Chart 10 represents the total number of COVID deaths per 100,000 people. For Detroit on April 29 there were 150 COVID deaths per 100,000 people (representing 1,008 deaths). In Wayne County there were 107 COVID deaths per 100,000 people (719 total deaths), in Oakland County there were 99 deaths per 100,000 people (668 total deaths), and in Macomb County there were 89 COVID deaths per 1000,000 people on April 29 (597 total). The State of Michigan had 38 COVID deaths per 100,000 people, a rate which was lower than the four entities discussed above. Wayne and Macomb counties both reported 25 new deaths on April 29; Detroit had 20.

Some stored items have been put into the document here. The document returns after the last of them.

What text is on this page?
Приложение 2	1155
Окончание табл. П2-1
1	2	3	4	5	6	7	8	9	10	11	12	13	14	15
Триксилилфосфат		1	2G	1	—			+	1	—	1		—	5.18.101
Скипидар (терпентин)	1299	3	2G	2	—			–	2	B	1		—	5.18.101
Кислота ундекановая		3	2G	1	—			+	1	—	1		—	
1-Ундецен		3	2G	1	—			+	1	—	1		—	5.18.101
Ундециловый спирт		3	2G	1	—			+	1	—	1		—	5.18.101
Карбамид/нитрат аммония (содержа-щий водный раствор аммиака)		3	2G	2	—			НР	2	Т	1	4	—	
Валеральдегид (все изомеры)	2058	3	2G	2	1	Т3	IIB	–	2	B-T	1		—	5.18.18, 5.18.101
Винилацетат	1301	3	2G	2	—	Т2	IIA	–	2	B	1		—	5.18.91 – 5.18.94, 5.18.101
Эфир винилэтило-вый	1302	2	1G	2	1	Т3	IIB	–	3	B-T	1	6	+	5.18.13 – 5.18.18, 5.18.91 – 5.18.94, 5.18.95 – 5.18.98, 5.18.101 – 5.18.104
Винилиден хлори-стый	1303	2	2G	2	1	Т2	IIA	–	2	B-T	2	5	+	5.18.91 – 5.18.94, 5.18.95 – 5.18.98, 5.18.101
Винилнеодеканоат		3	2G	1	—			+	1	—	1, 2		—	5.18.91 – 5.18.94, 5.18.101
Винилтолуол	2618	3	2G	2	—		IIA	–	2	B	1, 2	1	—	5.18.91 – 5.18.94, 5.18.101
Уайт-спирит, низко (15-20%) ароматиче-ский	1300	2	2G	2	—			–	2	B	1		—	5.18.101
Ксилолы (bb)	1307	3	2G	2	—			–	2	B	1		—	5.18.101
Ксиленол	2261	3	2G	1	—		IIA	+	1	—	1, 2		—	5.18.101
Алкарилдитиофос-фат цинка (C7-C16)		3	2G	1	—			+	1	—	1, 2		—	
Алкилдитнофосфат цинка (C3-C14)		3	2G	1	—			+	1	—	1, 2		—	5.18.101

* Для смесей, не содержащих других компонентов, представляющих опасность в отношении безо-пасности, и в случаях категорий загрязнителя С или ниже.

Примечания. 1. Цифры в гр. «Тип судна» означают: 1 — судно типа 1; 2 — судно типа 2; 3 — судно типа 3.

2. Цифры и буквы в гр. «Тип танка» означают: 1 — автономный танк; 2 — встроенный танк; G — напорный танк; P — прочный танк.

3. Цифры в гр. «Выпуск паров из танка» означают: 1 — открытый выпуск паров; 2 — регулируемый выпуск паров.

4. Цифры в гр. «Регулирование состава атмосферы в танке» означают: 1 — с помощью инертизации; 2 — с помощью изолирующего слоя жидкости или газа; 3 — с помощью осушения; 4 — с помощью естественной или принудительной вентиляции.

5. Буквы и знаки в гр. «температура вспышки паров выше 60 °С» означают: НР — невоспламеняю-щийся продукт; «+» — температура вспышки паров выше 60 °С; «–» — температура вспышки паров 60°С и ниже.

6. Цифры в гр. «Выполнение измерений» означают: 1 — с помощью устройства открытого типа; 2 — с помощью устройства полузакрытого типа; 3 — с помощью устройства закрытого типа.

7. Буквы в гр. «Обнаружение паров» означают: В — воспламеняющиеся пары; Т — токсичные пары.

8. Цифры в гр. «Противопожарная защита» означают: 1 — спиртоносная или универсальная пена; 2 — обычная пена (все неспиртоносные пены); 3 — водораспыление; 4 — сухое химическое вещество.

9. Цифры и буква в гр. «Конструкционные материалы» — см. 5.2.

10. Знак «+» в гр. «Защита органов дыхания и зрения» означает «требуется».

The fatality rate in the City of the Detroit increased to 11.3 percent on April 29, which is higher than the State’s fatality rate (9.1 percent) and the rates of the counties in Southeastern Michigan. The fatality rate in Macomb County continued to increase on April 29, reaching 11 percent for the first time. The fatality rate in Monroe County continued to decline.
The total number of deaths in Detroit surpassed 1,000 on April 29, accounting for 27% of the 3,670 deaths in the State. So, while the number of daily deaths in Detroit has been declining in recent days, it’s clear the overall impact of the virus continues to hit Detroit hard. Detroit has experienced the largest decline in the number of additional COVID deaths in recent days, which could be a cautious sign of hope.